Pendant ces expériences où je me dépensais comme j’ai l’habitude de le faire au cours de mes randonnées, je fis une autre expérience qui, répétée à plusieurs reprises avec le même résultat me semble concluante. Sur le même kilomètre à l’aller, avec vent favorable, et au retour contre le même vent, je comptai 163 tours de pédale dans le premier cas et 164 dans le second. Quand on appuie plus fortement sur la pédale, le pneu ballon modérément gonflé, s’écrase davantage et le développement se trouve par le fait diminué. Il est évident que si, au lieu de ballons, j’avais eu autour de mes jantes des lames de patin, ce phénomène ne se serait pas produit ; non plus sans doute qu’avec un boyau minuscule gonflé à bloc. On parle en Angleterre de faire des pistes de vélodrome en acier et de remplacer les pneus par des lames de patin justement ; la vitesse en serait sûrement augmentée ; en tous les cas, ce n’est pas sur ces pistes-là que les ballons auraient leur raison d’être, et dame Routine, qui critique toutes les innovations à tort et à travers, triompherait.

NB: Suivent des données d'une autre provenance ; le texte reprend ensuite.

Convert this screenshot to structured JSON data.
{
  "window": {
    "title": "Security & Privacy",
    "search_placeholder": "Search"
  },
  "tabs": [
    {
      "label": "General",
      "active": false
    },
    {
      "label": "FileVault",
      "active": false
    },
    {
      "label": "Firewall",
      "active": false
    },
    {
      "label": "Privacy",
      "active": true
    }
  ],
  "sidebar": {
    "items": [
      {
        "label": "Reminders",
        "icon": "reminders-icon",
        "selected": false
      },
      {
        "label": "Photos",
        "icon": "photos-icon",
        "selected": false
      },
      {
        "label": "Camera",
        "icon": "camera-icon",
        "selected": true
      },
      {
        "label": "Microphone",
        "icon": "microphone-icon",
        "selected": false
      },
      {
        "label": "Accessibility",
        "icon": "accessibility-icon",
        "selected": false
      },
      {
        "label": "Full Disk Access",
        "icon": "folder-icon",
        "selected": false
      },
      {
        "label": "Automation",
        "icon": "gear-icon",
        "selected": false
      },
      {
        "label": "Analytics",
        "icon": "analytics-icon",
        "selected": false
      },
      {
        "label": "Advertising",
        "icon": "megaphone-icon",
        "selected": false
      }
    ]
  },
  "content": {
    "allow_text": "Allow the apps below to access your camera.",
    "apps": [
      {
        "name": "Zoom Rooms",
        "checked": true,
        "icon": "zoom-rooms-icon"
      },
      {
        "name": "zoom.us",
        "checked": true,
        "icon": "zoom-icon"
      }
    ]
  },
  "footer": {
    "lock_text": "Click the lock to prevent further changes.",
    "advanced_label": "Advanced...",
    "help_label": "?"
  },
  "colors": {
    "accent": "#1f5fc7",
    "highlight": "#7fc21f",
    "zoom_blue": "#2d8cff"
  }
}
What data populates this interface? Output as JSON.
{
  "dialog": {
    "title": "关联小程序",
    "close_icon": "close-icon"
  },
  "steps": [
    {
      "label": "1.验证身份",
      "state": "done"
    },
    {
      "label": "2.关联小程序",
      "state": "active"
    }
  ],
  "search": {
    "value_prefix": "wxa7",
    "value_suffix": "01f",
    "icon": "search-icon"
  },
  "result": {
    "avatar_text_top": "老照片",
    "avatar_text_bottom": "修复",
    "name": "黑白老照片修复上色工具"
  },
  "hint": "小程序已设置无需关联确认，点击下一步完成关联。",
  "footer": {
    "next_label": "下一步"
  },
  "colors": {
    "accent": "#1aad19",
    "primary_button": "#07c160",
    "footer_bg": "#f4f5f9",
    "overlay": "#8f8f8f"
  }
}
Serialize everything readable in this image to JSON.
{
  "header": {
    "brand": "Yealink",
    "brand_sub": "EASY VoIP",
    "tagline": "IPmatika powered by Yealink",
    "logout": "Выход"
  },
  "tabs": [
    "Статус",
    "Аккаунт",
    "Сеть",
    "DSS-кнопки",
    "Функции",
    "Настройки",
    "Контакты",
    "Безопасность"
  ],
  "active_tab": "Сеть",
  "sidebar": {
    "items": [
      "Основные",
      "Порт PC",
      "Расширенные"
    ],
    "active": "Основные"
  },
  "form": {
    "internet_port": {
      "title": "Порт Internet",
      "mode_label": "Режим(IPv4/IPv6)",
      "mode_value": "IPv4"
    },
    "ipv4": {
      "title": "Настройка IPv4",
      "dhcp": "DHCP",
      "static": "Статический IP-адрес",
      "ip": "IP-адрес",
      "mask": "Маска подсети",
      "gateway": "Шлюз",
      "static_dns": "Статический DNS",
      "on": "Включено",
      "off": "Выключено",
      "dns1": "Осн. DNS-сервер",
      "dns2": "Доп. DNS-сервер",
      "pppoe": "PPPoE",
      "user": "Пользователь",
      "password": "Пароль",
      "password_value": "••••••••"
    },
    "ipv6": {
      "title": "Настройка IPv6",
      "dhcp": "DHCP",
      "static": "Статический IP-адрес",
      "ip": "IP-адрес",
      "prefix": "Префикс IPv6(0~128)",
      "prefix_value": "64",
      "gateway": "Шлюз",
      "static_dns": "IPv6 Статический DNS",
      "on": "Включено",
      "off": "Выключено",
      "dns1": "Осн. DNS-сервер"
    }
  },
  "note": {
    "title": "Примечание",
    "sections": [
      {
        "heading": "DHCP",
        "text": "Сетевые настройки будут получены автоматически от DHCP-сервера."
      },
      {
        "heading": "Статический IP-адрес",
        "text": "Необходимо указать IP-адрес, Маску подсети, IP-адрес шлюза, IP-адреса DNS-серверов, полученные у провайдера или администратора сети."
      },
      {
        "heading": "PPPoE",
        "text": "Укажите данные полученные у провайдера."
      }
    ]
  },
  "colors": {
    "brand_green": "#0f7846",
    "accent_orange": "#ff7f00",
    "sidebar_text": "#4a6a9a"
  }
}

Mais ce n’est pas pour la piste, ni même pour les routes excellentes dont nous trouvons çà et là quelques échantillons, que nous disons les Ballons supérieurs, c’est pour les quatre-vingt-dix-neuf centièmes des routes françaises sur lesquelles, sans eux, ne peuvent pédaler agréablement, autrement qu’à des allures de tortue, que les heureux mortels que les trépidations n’affectent en aucune façon et qui se retrouvent aussi dispos après avoir été secoués pendant 300 km. qu’à leur départ. Mais de ces cyclistes-là, je n’en connais pas, et tous ceux que je connais se plaignent d’être arrêtés par les trépidations, plutôt que par la fatigue musculaire. Est-ce que les professionnels eux-mêmes, les « as » du Tour de France, n’augmentent pas d’année en année le calibre de leurs boyaux ? Ne sont-ils pas déjà aux boyaux de 36 et même de 40 ? Ne leur prépare-t-on pas des boyaux Ballons ? Si les coureurs, rompus à leur dur métier, se défendent ainsi contre les trépidations dans le but d’augmenter leur allure commerciale, et du même coup leur rendement final, les cyclotouristes et les randonneurs ne doivent-ils pas les imiter, soit pour pouvoir allonger leurs étapes, soit pour se fatiguer moins ? Nous les avons vus, ces coureurs et nous les verrons de plus en plus proportionner le calibre de leurs boyaux à la surface de roulement des routes, comme ils proportionnent depuis longtemps leur développement au profil de ces mêmes routes ; car il leur est permis de s’équiper différemment pour chaque étape et même pour des parties d’une même étape. Pour une étape sur routes pavées, ils prendront des boyaux Ballons et pour une étape sur monolastic, des boyaux de 26. Ils constateront évidemment, comme je l’ai constaté moi-même, que le Ballon ne leur permettra pas les démarrages foudroyants, mais qu’ils tiendront le coup beaucoup plus facilement et qu’ils n’auront pas besoin de démarrer à l’arrivée contre des concurrents montés sur des pneus brise-os, parce qu’ils les auront lâchés au train depuis longtemps.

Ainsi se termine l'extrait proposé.